Two angles are in the ratio 1: 2. On increasing the smaller angle by 6 and decreasing the
larger angle by 6, the ratio changed to 2:3. What were the original angles ?
Answers
Step-by-step explanation:
Given :-
Two angles are in the ratio 1: 2. On increasing the smaller angle by 6 and decreasing the larger angle by 6, the ratio changed to 2:3.
To find :-
What were the original angles ?
Solution :-
Given that :
The ratio of two angles = 1 : 2
Let they be X° and 2X°
On increasing the smaller angle by 6
Then it becomes = (X°+6)
On decreasing the larger angle by 6
Then it becomes = (2X°-6)
Their ratio = (X+6)° : (2X-6)°
Given that
On increasing the smaller angle by 6 and decreasing the larger angle by 6, the ratio changed to 2:3.

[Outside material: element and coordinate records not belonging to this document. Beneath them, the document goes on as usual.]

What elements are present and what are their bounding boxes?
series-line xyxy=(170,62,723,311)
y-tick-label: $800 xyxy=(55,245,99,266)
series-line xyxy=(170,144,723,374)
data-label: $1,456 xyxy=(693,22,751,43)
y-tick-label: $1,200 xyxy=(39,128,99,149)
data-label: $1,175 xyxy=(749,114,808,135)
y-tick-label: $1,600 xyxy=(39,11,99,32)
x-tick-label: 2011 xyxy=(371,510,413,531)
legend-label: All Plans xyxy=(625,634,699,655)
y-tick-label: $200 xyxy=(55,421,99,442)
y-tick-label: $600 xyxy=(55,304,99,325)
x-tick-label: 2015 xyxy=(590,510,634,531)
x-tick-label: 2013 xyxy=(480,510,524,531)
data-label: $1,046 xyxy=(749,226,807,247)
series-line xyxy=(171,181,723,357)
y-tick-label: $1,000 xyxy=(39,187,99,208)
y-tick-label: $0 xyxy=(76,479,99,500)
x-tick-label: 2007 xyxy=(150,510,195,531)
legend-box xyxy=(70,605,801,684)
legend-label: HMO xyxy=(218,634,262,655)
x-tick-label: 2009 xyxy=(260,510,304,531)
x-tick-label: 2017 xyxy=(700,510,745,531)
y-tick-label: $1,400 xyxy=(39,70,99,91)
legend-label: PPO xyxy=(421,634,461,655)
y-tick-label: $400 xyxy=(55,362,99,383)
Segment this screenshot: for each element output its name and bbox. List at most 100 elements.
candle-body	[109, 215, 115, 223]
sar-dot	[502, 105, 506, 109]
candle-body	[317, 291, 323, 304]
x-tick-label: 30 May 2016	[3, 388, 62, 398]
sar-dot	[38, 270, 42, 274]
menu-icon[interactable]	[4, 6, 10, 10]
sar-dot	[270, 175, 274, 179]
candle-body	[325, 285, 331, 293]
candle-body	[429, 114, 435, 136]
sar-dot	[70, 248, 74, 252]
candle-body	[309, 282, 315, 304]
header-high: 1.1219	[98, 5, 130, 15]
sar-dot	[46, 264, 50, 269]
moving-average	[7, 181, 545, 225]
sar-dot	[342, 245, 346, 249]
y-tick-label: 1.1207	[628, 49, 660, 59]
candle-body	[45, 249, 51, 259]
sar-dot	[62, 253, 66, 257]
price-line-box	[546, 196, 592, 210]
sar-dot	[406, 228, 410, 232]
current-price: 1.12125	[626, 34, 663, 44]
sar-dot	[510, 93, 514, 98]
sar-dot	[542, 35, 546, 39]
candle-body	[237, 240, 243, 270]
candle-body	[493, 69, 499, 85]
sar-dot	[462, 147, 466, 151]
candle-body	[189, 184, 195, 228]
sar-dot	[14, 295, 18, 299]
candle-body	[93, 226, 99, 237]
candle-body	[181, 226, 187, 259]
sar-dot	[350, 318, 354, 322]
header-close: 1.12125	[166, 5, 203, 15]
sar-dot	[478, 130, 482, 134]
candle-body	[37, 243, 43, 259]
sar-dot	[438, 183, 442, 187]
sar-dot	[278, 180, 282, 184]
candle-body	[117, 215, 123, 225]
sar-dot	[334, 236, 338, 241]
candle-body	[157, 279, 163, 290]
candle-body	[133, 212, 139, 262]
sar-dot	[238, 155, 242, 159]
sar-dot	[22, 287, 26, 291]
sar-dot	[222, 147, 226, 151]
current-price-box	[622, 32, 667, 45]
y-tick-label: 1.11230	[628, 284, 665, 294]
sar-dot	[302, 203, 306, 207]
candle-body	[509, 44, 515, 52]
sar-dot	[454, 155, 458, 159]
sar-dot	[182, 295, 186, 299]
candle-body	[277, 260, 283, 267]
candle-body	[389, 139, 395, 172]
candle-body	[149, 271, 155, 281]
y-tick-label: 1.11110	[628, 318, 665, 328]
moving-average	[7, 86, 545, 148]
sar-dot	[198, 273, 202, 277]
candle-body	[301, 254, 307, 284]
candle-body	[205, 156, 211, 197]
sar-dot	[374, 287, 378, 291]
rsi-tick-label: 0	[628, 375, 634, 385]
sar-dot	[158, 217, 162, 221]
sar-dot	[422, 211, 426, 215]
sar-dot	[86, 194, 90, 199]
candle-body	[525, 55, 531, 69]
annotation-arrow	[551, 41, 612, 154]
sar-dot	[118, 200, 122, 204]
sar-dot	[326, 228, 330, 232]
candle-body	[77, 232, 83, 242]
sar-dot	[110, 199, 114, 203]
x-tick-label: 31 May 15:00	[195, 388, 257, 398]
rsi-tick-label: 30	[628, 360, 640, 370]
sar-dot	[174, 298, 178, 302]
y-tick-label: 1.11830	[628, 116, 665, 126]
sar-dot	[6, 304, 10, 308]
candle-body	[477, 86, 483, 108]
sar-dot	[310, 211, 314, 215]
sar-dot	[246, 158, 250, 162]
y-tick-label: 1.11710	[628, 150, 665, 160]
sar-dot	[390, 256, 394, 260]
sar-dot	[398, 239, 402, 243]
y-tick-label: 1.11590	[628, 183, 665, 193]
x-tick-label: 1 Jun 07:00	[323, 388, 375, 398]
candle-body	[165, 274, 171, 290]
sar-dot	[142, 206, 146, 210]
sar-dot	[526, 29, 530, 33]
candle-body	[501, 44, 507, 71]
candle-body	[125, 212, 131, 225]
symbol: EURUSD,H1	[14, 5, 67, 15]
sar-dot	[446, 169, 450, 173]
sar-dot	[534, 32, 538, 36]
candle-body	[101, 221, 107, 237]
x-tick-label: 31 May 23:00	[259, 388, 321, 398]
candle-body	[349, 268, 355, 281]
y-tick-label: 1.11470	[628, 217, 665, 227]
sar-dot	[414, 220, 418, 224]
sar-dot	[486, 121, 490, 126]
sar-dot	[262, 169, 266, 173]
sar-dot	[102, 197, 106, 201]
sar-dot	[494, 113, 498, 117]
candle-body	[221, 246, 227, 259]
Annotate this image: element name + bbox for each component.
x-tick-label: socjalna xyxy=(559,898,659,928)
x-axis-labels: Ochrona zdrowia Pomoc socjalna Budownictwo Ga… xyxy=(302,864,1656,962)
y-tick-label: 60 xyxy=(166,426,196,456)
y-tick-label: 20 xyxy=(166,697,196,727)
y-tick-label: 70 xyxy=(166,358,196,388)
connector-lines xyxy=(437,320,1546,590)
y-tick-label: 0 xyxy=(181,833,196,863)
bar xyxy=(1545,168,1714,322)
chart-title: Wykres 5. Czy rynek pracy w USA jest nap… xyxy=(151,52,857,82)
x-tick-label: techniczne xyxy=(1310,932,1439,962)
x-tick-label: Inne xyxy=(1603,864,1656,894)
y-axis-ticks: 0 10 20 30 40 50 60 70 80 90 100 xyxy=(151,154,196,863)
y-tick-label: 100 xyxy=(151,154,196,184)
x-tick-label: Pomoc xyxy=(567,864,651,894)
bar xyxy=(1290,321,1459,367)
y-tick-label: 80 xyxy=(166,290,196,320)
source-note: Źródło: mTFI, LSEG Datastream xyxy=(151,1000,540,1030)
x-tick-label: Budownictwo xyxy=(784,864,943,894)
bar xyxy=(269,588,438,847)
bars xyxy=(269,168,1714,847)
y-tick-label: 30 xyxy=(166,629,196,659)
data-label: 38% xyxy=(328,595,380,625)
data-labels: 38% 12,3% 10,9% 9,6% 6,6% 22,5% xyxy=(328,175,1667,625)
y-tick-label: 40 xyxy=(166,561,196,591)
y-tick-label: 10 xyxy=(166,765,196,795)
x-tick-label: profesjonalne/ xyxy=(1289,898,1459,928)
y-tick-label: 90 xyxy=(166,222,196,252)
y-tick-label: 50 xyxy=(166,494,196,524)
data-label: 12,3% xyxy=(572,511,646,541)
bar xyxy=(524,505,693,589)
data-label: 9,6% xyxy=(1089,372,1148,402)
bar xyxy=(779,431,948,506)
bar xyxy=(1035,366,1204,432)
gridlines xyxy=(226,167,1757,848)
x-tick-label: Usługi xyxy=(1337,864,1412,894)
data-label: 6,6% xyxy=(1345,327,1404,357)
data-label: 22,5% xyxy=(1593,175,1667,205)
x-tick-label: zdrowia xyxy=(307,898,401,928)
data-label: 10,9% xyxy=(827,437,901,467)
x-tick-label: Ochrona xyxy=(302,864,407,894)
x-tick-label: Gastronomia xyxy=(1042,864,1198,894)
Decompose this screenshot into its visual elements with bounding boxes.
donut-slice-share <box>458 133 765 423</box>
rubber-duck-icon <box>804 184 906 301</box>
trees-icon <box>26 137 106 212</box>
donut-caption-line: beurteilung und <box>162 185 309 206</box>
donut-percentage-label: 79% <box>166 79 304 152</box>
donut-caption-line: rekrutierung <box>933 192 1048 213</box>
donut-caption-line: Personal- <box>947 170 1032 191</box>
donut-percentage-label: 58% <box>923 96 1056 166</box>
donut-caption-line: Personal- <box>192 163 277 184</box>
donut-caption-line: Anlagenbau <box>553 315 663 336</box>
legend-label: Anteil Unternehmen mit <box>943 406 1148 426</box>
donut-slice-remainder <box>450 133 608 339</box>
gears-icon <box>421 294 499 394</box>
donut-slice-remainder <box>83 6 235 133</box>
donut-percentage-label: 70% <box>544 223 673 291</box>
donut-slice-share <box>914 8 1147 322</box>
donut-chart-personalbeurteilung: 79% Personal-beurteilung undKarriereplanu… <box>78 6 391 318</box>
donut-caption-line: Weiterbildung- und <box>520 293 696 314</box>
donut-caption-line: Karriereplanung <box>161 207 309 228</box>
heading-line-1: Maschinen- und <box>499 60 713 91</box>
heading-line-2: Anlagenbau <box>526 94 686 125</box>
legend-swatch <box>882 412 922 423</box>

=> (X+6)° : (2X-6)° = 2 : 3
=> (X+6)° / (2X-6)° = 2 / 3
On applying cross multiplication then
=> 2(2X-6)° = 3(X+6)°
=> 2(2X°)-(2×6°) = 3X°+3×6°
=> 4X° -12° = 3X° +18°
=> 4X° - 3X° = 18° + 12°
=> X° = 30°
The value of X = 30°
Now ,2X° = 2(30°) = 60°
The angles = 30° and 60°
Answer:-
The original angles for the given problem are 30° and 60°
Check:-
The angles = 30° and 60°
Their ratio = 30:60=1:2
On increasing the smaller angle by 6 and decreasing the larger angle by 6, the ratio changed to 2:3.
=> (30°+6°) : (60°-6°)
=> 36° : 54°
=> 2 : 3
Verified the given relations in the given problem.
Used formulae :-
- a : b can be written as a/b